Limitations & Future Work

  • Reference image generation relies on the editing quality of Flux-Kontext; if the editing model performs poorly on certain garment types, reference image quality will degrade accordingly.
  • Evaluation is limited to static image try-on; extension to video try-on has not been explored.
  • The expressive capacity of LoRA fine-tuning may be limited; whether full-parameter fine-tuning or higher LoRA rank could yield further improvements remains to be investigated.
  • Reference images appear with only 25% probability during training; whether a more optimal sampling strategy exists has not been thoroughly studied.
  • Fusion of multi-view reference images is not considered.
  • vs.
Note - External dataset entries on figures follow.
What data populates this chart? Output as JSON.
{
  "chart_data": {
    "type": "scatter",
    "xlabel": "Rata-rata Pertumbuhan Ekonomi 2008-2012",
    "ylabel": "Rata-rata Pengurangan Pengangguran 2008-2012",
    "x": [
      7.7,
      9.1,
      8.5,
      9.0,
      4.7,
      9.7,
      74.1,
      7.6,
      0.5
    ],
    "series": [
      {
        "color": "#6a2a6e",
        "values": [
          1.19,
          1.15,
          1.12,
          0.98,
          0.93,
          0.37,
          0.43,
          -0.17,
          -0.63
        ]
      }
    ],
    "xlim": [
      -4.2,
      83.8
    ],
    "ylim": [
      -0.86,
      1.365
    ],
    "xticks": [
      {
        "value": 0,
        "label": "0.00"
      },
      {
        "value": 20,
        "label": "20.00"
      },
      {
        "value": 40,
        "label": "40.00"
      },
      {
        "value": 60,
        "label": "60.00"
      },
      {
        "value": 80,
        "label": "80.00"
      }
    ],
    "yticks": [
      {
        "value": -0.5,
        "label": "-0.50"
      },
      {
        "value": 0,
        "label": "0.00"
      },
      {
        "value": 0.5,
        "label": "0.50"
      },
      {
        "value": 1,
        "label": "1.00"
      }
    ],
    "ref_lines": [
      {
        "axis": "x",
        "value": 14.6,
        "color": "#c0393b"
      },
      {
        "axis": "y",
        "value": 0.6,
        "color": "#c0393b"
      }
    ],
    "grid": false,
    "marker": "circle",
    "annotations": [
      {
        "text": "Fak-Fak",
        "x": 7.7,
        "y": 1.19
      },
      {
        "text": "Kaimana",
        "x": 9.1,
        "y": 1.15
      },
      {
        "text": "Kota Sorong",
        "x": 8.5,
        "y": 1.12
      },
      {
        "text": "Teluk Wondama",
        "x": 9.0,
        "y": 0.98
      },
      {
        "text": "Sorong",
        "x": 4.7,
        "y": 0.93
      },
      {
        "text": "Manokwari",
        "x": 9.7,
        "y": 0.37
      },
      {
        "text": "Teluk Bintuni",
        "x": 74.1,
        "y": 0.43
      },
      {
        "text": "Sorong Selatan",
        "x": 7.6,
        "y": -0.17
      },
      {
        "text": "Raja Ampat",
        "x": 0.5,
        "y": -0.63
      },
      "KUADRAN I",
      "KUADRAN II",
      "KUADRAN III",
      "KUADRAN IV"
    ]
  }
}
CatVTON: Both employ two-stage training and mask-free designs, but CatVTON lacks a reference image mechanism. RefTon builds on this foundation and significantly improves detail fidelity through reference image guidance.
  • vs. TryOffDiff/ViTON-GUN: These methods adopt a "try-off then try-on" strategy, introducing error accumulation and loss of garment detail. RefTon directly leverages reference images to avoid the try-off stage.
  • vs. Any2AnyTryon: Also supports person-to-person try-on but generates position indices over a concatenated pixel-space canvas. RefTon generates indices independently per condition, more flexibly accommodating multi-resolution inputs.
  • vs. OmniVTON: Requires additional pose and text conditions; RefTon is comparatively more streamlined.

Rating

  • Novelty: ⭐⭐⭐⭐ The reference image-guided virtual try-on concept is novel and practically motivated; the data generation pipeline is cleverly designed.
  • Experimental Thoroughness: ⭐⭐⭐⭐⭐ Multi-dataset, multi-setting (masked/mask-free × with/without reference), cross-domain evaluation, and comprehensive ablations.
  • Writing Quality: ⭐⭐⭐⭐ Motivation is clear, method descriptions are detailed, and figures and tables are informative.
  • Value: ⭐⭐⭐⭐ Addresses the practical problem of insufficient garment detail information in virtual try-on, with direct application value.